With that, Bell began studying yoga and eventually became a certified instructor. But the dad of six didn’t stop there. He wanted to help fellow Black men in the Maryland area to find the healing he did through yoga. So, he founded the Black Male Yoga Initiative (BMYI) in 2015.
He says he decided to launch the organization specifically for Black men for several reasons.
“A major factor was my own personal discomfort in yoga studios. I didn’t feel anybody cared about whether I was there or not. It seemed like I was being judged over my appearance and I didn’t fit the mold,” Bell admits.
“I just didn’t want others to feel that way. And once I did indeed get myself better, I wanted to make sure other men didn’t feel the same way I did. I wanted to create a space where they could be themselves and be better.”
Bell says he founded the organization to teach Black men in the community about the importance of holistic health through yoga. His goal? To encourage more Black men to become certified yoga instructors.
“Black women were already coming to yoga in droves and improving their health statistically,” Bell says. “So I wanted to focus on men because we were dropping like flies, so to speak, and not focusing on health and being open to healing.”
Black Americans are 20 percent more likely to experience serious mental health issues than the general population, including depression, attention deficit hyperactivity disorder and post traumatic stress disorder, the National Alliance on Mental Illness reported, citing the Health and Human Services Office of Minority Health. Black Americans are also at greater risk for societal circumstances that increase the risk of mental illness (like homelessness and exposure to violence).
There is a negative stigma surrounding mental health in the Black community, so very few seek help for such issues. Thus, Bell knew it wouldn’t be easy to persuade Black men (young and old) to attend his classes.
“It’s still a work in progress,” Bell laughs. “Getting men to follow you as a yogi is hard, so I have to model the lifestyle.

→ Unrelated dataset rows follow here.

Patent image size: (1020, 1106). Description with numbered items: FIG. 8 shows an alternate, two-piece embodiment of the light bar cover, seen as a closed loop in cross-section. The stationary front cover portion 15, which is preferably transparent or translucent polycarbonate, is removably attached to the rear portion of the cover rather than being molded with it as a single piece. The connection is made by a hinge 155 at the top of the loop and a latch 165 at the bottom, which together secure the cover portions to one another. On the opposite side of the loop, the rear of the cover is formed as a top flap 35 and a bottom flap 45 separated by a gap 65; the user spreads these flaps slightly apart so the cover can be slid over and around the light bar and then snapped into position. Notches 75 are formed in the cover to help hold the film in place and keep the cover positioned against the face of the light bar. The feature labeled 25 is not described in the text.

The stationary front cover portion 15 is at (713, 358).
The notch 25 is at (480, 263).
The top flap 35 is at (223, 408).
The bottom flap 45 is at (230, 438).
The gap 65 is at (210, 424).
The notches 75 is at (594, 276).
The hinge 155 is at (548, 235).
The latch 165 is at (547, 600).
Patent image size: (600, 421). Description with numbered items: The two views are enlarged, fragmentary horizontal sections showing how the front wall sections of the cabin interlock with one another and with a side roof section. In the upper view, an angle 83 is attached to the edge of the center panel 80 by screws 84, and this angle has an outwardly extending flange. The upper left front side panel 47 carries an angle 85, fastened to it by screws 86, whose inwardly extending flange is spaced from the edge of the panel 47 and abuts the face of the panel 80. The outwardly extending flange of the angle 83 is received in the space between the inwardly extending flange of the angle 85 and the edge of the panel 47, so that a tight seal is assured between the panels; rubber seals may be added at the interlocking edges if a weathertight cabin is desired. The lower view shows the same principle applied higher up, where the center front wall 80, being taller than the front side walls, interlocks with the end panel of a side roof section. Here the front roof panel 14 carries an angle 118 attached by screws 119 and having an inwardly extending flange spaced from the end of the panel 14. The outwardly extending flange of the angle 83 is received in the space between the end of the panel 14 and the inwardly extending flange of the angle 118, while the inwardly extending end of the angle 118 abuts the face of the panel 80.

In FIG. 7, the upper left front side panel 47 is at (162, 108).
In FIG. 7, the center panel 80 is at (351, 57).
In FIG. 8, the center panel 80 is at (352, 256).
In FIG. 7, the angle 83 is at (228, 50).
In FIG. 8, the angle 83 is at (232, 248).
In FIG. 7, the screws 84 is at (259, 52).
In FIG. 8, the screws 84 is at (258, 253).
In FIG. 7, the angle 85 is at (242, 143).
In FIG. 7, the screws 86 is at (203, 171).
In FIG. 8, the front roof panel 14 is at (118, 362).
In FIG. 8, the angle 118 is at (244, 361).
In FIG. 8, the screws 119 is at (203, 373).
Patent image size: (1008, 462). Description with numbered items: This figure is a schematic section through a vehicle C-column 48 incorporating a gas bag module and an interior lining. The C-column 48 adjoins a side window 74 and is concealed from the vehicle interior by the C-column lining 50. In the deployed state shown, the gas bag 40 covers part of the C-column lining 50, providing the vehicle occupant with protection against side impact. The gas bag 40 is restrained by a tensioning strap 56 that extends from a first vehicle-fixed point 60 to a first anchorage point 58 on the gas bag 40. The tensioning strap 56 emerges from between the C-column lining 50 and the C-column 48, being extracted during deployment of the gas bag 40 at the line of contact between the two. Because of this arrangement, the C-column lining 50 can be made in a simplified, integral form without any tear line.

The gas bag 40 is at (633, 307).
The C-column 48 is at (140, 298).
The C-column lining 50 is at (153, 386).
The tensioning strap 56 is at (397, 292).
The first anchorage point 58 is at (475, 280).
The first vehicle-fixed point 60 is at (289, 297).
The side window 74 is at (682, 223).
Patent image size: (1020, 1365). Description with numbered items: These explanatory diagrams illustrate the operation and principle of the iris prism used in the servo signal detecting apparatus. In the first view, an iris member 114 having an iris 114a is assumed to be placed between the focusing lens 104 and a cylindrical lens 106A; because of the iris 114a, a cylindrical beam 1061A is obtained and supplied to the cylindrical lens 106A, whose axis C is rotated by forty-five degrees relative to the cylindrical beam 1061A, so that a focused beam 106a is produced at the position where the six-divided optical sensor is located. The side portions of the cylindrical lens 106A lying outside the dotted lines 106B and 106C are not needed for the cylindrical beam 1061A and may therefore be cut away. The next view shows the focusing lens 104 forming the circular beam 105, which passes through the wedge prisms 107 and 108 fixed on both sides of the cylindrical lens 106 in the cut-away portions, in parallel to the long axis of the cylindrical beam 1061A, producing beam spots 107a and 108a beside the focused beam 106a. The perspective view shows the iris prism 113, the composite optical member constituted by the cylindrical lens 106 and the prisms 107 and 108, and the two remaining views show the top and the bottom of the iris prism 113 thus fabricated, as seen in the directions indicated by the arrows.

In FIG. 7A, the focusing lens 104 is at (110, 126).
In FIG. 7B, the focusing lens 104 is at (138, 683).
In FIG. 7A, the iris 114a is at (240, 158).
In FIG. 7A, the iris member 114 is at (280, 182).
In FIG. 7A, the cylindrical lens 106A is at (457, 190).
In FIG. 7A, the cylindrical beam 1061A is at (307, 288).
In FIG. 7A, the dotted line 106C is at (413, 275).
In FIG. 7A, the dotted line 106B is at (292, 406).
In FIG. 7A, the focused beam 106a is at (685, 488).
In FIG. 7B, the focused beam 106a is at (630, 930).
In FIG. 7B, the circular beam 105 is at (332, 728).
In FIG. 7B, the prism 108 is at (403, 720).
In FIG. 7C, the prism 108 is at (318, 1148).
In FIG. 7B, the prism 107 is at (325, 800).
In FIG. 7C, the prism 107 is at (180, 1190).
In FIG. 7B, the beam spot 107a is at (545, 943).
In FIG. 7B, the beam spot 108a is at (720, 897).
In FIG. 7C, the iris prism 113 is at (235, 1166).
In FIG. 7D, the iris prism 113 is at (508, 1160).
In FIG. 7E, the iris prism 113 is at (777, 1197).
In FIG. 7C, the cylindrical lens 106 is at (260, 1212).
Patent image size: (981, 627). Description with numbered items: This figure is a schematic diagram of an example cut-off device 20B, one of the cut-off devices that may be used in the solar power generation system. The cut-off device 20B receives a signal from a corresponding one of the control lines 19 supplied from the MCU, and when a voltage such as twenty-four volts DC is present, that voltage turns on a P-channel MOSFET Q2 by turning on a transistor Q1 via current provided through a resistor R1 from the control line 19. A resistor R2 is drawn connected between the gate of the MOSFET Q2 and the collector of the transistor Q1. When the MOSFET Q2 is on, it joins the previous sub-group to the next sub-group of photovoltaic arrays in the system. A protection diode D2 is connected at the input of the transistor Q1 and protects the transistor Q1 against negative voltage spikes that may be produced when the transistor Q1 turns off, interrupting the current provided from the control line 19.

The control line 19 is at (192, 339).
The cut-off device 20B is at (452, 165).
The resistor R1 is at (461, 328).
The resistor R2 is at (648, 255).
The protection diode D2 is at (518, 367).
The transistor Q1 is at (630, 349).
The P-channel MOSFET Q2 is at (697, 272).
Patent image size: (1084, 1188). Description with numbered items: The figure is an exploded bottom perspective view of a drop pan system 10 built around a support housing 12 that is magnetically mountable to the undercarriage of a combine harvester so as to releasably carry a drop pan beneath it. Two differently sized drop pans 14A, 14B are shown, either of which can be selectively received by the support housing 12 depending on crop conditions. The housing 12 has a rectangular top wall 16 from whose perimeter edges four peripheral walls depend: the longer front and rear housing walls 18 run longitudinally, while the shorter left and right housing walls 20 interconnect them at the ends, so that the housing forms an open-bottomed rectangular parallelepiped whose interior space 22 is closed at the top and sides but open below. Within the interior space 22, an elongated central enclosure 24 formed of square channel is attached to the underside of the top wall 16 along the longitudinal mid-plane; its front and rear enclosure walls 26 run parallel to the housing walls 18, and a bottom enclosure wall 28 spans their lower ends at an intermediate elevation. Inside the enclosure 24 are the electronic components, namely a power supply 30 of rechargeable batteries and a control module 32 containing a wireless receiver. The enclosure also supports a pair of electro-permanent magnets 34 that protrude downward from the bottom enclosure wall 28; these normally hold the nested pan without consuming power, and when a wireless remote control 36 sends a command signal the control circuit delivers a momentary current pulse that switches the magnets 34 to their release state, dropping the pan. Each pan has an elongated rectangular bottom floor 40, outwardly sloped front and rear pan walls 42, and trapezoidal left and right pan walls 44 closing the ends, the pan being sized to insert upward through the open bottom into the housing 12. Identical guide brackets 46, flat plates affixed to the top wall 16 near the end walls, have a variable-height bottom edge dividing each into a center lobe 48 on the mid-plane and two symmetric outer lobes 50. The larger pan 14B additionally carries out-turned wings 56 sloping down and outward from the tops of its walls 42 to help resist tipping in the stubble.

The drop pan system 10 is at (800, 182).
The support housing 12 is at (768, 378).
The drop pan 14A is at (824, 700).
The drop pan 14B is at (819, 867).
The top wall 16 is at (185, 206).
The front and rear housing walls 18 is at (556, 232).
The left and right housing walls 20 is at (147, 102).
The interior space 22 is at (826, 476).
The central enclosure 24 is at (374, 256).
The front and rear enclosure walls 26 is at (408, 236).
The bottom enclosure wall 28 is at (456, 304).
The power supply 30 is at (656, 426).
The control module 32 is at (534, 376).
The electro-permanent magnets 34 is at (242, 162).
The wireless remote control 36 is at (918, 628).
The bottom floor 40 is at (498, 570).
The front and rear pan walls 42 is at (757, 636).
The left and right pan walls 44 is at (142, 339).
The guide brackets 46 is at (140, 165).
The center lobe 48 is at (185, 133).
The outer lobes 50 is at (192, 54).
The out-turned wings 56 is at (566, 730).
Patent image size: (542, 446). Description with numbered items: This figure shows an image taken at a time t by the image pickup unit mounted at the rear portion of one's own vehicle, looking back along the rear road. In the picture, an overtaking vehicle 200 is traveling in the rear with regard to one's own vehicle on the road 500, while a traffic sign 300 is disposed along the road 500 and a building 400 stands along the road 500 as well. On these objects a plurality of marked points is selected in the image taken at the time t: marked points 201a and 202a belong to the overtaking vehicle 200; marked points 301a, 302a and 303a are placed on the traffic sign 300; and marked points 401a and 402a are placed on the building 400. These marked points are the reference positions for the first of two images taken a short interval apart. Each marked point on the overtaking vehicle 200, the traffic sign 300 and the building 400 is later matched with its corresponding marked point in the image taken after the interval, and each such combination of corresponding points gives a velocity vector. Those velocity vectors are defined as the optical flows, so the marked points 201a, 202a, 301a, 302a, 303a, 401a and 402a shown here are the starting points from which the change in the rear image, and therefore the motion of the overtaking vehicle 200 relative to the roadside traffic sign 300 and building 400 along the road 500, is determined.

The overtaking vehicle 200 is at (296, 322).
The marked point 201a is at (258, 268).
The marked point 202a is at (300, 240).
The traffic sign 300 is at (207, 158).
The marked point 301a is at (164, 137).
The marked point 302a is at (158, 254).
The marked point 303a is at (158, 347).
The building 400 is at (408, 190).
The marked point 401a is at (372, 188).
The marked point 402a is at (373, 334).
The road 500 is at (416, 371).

I just try to stay centered and be who I am and that resonates with people. I show that it’s okay to love openly, it’s okay to love yourself. It’s really modeling this openness and ability to grow spiritually that I think really resonates.”
Now, dozens of men show up to the classes in Baltimore and Bell even travels around the country teaching and talking about the importance of holistic health. Soon, BMYI will hold four classes a week at five locations in the area. Bell says he’s excited to reach even more Black men and boys, as he’s seen a positive change in the people who already attend.
“I’ve seen changes in their emotions. They’ve talked to us about changes in their home life, in terms of literally being ‘different people.’ Sometimes their wives will come in and say, ‘I don’t know what you’re doing, but keep on doing it!’ Right now it’s been a lot of emotions, mood, and anger management changes for the positive!”
Bell and his BMYI team hope to eventually help at least 1,000 Black men become licensed yoga instructors.